In unleashing this horrific wave of persecution thousands of other young boys, under the age of two, are murdered. To escape the massacre the child in the manger is secreted away in the dead of night to a place of safety in far away Egypt.
In the midst of the shopping frenzy and consumerism which marks out our contemporary Christmas it’s worth pondering these extraordinary events.
In the whirly-gig of preparations for the great festival we not only overlook the awesome religious significance of the manger moment – when “the Word became flesh and dwelt among us” – but we overlook the brutality and violence which accompanies the new Adam at his Bethlehem nativity.
It is a sobering thought that, even as those near magical and enchanted moments are being enacted, when the shepherds and the Magi kneel before Him and worship God, Herod’s ruthless butchers are sharpening and making ready their knives. In the words of the sixteenth century Coventry Carol:
“Herod, the king, in his raging,
Charged he hath this day
His men of might, in his own sight,
All young children to slay.”

This lament of a mother for her child doomed to die are lyrics with applicability to our own times.
Written by Robert Croo, in 1534, for the traditional Coventry Plays and included in The Pageant of the Shearman and Tailors Guild, which depicted Herod’s slaughter of the innocents, the lyrics could so easily be the lament of mothers caught up in contemporary tragedy across the globe.
Whether it is the child caught in the cross fire of a Sudanese militia; the young girl raped by a Congolese war lord; the Ugandan child murdered in a pagan ritual of child sacrifice; the child enlisted to be a child soldier or a drugs runner ; the boy or girl who is trafficked, exploited, robbed of innocence or abused; the child who each year joins the 100,000 UK runaways; or the baby, sheltering in what should be the safest place on earth – their mother’s womb – we feel all too keenly the caroler’s lament:
“Then woe is me, poor Child, for Thee,
And ever mourn and say;
For Thy parting, nor say nor sing,
By, by, lullay, lullay.”

The boy in the manger represents all persecuted people. His acute vulnerability challenges us to take a stand against the destruction of life and to pit ourselves against today’s Herods and their contemporary crimes against humanity. This story tells us everything we need to know about how to live – but it also teaches us about how to face everyday crises and about the reality of evil.
This is the challenging story of a young man and woman caught up in a bewildering drama – but who remain faithful to one another and who cherish a new life; it is the story of a man who stands by a woman unexpectedly with a child that isn’t his; it’s the story of a boy born in a manger swaddled in poverty; the refugee’s story of a forced escape; the story of a tyrant with a blood lust; and it is a story lived out against the threatening drum beat of arrest, escape, vilification and persecution. It’s a story that will end on Calvary and triumphantly in an empty tomb.
Although, for the shepherds and the Magi, this is a story which represents a dream come true, for me it remains a story of great crisis. It is the story which can propel us into searching and discovering the very purpose for which we have been made.
We must never let it be muffled by the sentimentalism, rank commercialisation, and forced conviviality into which Christmas celebrations can degenerate.
In “The God In The Cave” G.K.Chesterton, whose greatest love was the celebration of the Christmas festival, reminds us that if we begin the search it will not be without its risks, that evil hovers over the crib scene, stalking Jesus and His family:
“There was present in the primary scenes of the drama that Enemy that had rotted the legends with lust and frozen the theories into atheism, but which answered the direct challenge with something of that more direct method which we have seen in the conscious cult of the demons.”

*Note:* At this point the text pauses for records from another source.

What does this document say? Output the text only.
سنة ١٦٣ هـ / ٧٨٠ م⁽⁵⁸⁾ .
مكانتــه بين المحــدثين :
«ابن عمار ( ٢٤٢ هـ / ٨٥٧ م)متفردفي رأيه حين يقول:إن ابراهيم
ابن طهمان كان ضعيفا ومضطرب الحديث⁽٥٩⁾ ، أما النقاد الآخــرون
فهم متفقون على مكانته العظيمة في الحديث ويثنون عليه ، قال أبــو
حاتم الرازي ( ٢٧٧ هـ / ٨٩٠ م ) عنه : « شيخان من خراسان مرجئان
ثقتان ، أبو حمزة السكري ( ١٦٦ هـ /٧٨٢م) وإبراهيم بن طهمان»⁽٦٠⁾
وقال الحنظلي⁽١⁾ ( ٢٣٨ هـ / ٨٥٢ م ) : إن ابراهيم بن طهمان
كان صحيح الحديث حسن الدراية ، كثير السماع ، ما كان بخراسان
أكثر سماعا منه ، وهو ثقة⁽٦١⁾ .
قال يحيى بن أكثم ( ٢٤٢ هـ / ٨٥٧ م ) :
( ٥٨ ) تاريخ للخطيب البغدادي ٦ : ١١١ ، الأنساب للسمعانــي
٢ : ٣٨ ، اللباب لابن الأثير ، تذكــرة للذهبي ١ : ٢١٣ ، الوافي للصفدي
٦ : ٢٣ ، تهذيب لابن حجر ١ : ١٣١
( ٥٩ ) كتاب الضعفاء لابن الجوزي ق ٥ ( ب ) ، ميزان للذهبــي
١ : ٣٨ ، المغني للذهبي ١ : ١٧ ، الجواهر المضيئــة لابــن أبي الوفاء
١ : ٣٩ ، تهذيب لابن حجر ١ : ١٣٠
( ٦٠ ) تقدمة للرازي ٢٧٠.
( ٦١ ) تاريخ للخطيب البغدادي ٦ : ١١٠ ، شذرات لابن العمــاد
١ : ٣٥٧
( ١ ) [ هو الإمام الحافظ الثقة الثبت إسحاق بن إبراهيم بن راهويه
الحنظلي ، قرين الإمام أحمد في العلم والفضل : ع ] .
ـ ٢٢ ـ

Chesterton tells us that these stirrings of evil have a particular “detestation of innocence”.
Herod, he says, “seems in that hour to have felt stirring within him the spirit of strange things… Everyone knows the story; but not everyone has perhaps noted its place in the story of the strange religions of men… a seer might perhaps have seen something like a great grey ghost that looked over his shoulder…The demons in that first festival of Christmas, feasted also in their own fashion.”
Chief among our modern conceits is to foolishly dismiss the presence of evil.
So, let’s celebrate as we welcome again the child into our midst, but never overlook the presence of Chesterton’s grey ghosts.
May you and those you love have a joyous and happy Christmas.